In addition to work with the community, Centro Mujeres works for communities in Baja California Sur through advocacy and public policy reform.

Notable Legislative Achievements

  • In 1999 Centro Mujeres worked to establish the Baja California Sur State Women’s Institute.
  • After years of continued advocacy with lawmakers and state personnel, in 2005, State Congress passed comprehensive reforms to the state penal codes. New crimes were declared in the state law, among them were: violence against women, statutory rape, rape within the married couple, and sexual harassment. The law also included a statue that prohibits minors from having to testify or make any type of declaration with the perpetrator present. At the same time the legal interruption of a pregnancy was guaranteed based on four specific legal causes.
  • Centro Mujeres sensitized policymakers about the need for revised discrimination laws and the development of an independent State Council to Prevent and Eradicate all forms of Discrimination. Centro Mujeres proposed that discrimination by gender, sexual identity, and sexual orientation be included in the reform. In 2006 the state law was approved under bill 1658.
  • Centro Mujeres worked with the State Prosecutor for Crimes Against Women and Children and two advisors from the Commission on Gender Equity to write an initiative on Mobbing.
  • A State Assembly Woman presented an initiative to incorporate child prostitution and sexual trafficking as crimes in the state penal codes. Centro Mujeres advocated to ensure that the text penalized perpetrators while protecting the human rights of victims. The bill was passed in 2009.

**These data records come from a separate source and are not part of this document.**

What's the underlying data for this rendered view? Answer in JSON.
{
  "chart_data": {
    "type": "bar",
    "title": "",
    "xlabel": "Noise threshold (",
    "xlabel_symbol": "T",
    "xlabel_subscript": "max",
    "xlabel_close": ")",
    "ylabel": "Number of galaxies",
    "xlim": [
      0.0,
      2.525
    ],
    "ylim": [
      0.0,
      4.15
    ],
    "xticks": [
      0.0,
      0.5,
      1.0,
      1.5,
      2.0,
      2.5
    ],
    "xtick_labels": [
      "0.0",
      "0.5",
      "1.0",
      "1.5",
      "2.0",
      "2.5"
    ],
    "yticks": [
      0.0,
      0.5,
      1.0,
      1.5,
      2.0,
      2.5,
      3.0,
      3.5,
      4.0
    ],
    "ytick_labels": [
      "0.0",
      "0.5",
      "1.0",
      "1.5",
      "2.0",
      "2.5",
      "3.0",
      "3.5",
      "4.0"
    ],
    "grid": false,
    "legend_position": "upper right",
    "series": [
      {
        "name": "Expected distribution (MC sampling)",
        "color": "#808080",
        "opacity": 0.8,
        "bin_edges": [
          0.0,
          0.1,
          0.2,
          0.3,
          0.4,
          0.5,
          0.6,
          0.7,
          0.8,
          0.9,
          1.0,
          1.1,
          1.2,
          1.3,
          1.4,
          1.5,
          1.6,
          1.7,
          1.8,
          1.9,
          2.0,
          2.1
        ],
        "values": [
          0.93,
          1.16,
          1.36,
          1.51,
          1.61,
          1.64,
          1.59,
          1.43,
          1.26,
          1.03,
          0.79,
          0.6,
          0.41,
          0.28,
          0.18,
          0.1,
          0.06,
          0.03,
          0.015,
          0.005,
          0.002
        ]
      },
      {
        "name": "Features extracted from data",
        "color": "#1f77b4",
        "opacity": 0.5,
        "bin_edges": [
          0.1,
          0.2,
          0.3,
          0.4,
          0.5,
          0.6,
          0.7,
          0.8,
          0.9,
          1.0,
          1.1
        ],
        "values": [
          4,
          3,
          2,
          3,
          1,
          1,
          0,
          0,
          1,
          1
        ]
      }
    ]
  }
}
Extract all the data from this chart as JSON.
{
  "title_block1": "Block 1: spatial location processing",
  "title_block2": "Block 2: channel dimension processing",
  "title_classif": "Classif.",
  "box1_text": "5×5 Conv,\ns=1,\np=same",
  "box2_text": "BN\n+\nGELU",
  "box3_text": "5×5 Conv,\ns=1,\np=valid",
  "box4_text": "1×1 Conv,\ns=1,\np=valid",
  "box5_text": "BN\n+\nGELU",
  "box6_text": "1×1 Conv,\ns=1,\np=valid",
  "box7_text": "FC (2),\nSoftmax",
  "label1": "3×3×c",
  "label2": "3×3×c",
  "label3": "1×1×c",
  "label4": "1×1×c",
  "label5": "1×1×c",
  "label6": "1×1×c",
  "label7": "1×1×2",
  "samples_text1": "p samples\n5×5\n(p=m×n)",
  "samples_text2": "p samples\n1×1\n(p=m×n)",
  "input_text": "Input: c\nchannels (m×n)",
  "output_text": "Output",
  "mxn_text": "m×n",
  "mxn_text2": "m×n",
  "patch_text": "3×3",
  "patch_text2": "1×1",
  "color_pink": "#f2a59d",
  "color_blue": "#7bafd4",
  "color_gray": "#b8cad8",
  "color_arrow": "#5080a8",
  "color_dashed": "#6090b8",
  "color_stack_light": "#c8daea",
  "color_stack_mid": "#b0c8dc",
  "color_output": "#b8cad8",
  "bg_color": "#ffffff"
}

  • Centro Mujeres’ advocacy and statewide civil liberties campaigns implemented from 2009 to 2014 resulted in halting several attempts to overturn the legal framework (penal codes), that would have blocked free access to contraceptives and access to legal interruption of a pregnancy.
  • Thanks to the advocacy of CM’s Agrupación por los Derechos de la Juventud, seven articles were added to the state youth law in late 2014 that mandates awareness programs to eradicate discriminatory practices, provide free primary health care as well as specialized services for youth health.

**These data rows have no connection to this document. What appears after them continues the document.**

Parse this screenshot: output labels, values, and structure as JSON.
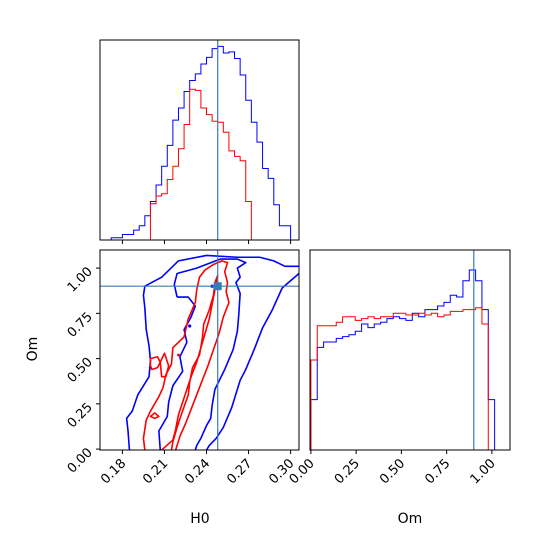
{
  "chart_data": [
    {
      "panel": "H0 marginal histogram",
      "type": "histogram",
      "truth_value": 0.248,
      "x_range": [
        0.164,
        0.306
      ],
      "series": [
        {
          "color": "#0000ff",
          "bins": [
            0.168,
            0.172,
            0.176,
            0.18,
            0.184,
            0.188,
            0.192,
            0.196,
            0.2,
            0.204,
            0.208,
            0.212,
            0.216,
            0.22,
            0.224,
            0.228,
            0.232,
            0.236,
            0.24,
            0.244,
            0.248,
            0.252,
            0.256,
            0.26,
            0.264,
            0.268,
            0.272,
            0.276,
            0.28,
            0.284,
            0.288,
            0.292,
            0.296,
            0.3,
            0.304
          ],
          "counts": [
            0,
            2,
            2,
            5,
            5,
            9,
            13,
            22,
            35,
            50,
            67,
            86,
            109,
            120,
            135,
            145,
            151,
            160,
            166,
            174,
            176,
            170,
            171,
            165,
            150,
            127,
            107,
            89,
            65,
            56,
            32,
            13,
            13,
            0
          ]
        },
        {
          "color": "#ff0000",
          "bins": [
            0.196,
            0.2,
            0.204,
            0.208,
            0.212,
            0.216,
            0.22,
            0.224,
            0.228,
            0.232,
            0.236,
            0.24,
            0.244,
            0.248,
            0.252,
            0.256,
            0.26,
            0.264,
            0.268,
            0.272,
            0.276
          ],
          "counts": [
            0,
            33,
            40,
            42,
            55,
            67,
            83,
            105,
            137,
            136,
            120,
            114,
            108,
            107,
            98,
            81,
            76,
            72,
            35,
            0
          ]
        }
      ]
    },
    {
      "panel": "H0 vs Om 2D contours",
      "type": "contour",
      "x": {
        "label": "H0",
        "ticks": [
          "0.18",
          "0.21",
          "0.24",
          "0.27",
          "0.30"
        ],
        "range": [
          0.164,
          0.306
        ]
      },
      "y": {
        "label": "Om",
        "ticks": [
          "0.00",
          "0.25",
          "0.50",
          "0.75",
          "1.00"
        ],
        "range": [
          -0.005,
          1.1
        ]
      },
      "truth": {
        "H0": 0.248,
        "Om": 0.9
      },
      "series": [
        {
          "color": "#0000ff",
          "contour_levels": [
            "outer",
            "inner"
          ]
        },
        {
          "color": "#ff0000",
          "contour_levels": [
            "outer",
            "inner"
          ]
        }
      ]
    },
    {
      "panel": "Om marginal histogram",
      "type": "histogram",
      "truth_value": 0.9,
      "x": {
        "label": "Om",
        "ticks": [
          "0.00",
          "0.25",
          "0.50",
          "0.75",
          "1.00"
        ],
        "range": [
          -0.005,
          1.1
        ]
      },
      "series": [
        {
          "color": "#0000ff",
          "bins": [
            0.0,
            0.035,
            0.07,
            0.105,
            0.14,
            0.175,
            0.21,
            0.245,
            0.28,
            0.315,
            0.35,
            0.385,
            0.42,
            0.455,
            0.49,
            0.525,
            0.56,
            0.595,
            0.63,
            0.665,
            0.7,
            0.735,
            0.77,
            0.805,
            0.84,
            0.875,
            0.91,
            0.945,
            0.98,
            1.015,
            1.05
          ],
          "counts": [
            0.28,
            0.57,
            0.6,
            0.6,
            0.62,
            0.63,
            0.64,
            0.66,
            0.7,
            0.68,
            0.7,
            0.71,
            0.73,
            0.74,
            0.73,
            0.72,
            0.76,
            0.74,
            0.78,
            0.78,
            0.8,
            0.82,
            0.86,
            0.85,
            0.94,
            1.0,
            0.94,
            0.78,
            0.28,
            0.0
          ]
        },
        {
          "color": "#ff0000",
          "bins": [
            0.0,
            0.035,
            0.07,
            0.105,
            0.14,
            0.175,
            0.21,
            0.245,
            0.28,
            0.315,
            0.35,
            0.385,
            0.42,
            0.455,
            0.49,
            0.525,
            0.56,
            0.595,
            0.63,
            0.665,
            0.7,
            0.735,
            0.77,
            0.805,
            0.84,
            0.875,
            0.91,
            0.945,
            0.98,
            1.015
          ],
          "counts": [
            0.5,
            0.69,
            0.69,
            0.69,
            0.71,
            0.74,
            0.74,
            0.72,
            0.73,
            0.74,
            0.73,
            0.74,
            0.74,
            0.76,
            0.76,
            0.75,
            0.75,
            0.76,
            0.75,
            0.76,
            0.74,
            0.75,
            0.77,
            0.77,
            0.78,
            0.78,
            0.79,
            0.7,
            0.0
          ]
        }
      ]
    }
  ]
}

  • At the invitation of lawmakers, Centro Mujeres worked to sensitize and inform them on the needs of youth in the area of health. This resulted in reforms to the state health law in June 2014.  The reforms include the obligation of health providers to promote clear, complete, scientific, unbiased, and non-discriminatory information on sexual health to youth. The law also include the obligation of health officials to provide free health care to minors.
  • Centro Mujeres worked to sensitize newly elected lawmakers on the need to institutionalize immediate protection measures throughout the state for women victims of violence and their children. As a result of this work, a legal initiative was developed and passed in April 2016 that reformed the state penal code and penal procedures code, as well as the state general Law on Women’s Access to a Life Free of Violence, guaranteeing  immediate protection orders for women and children victims of violence.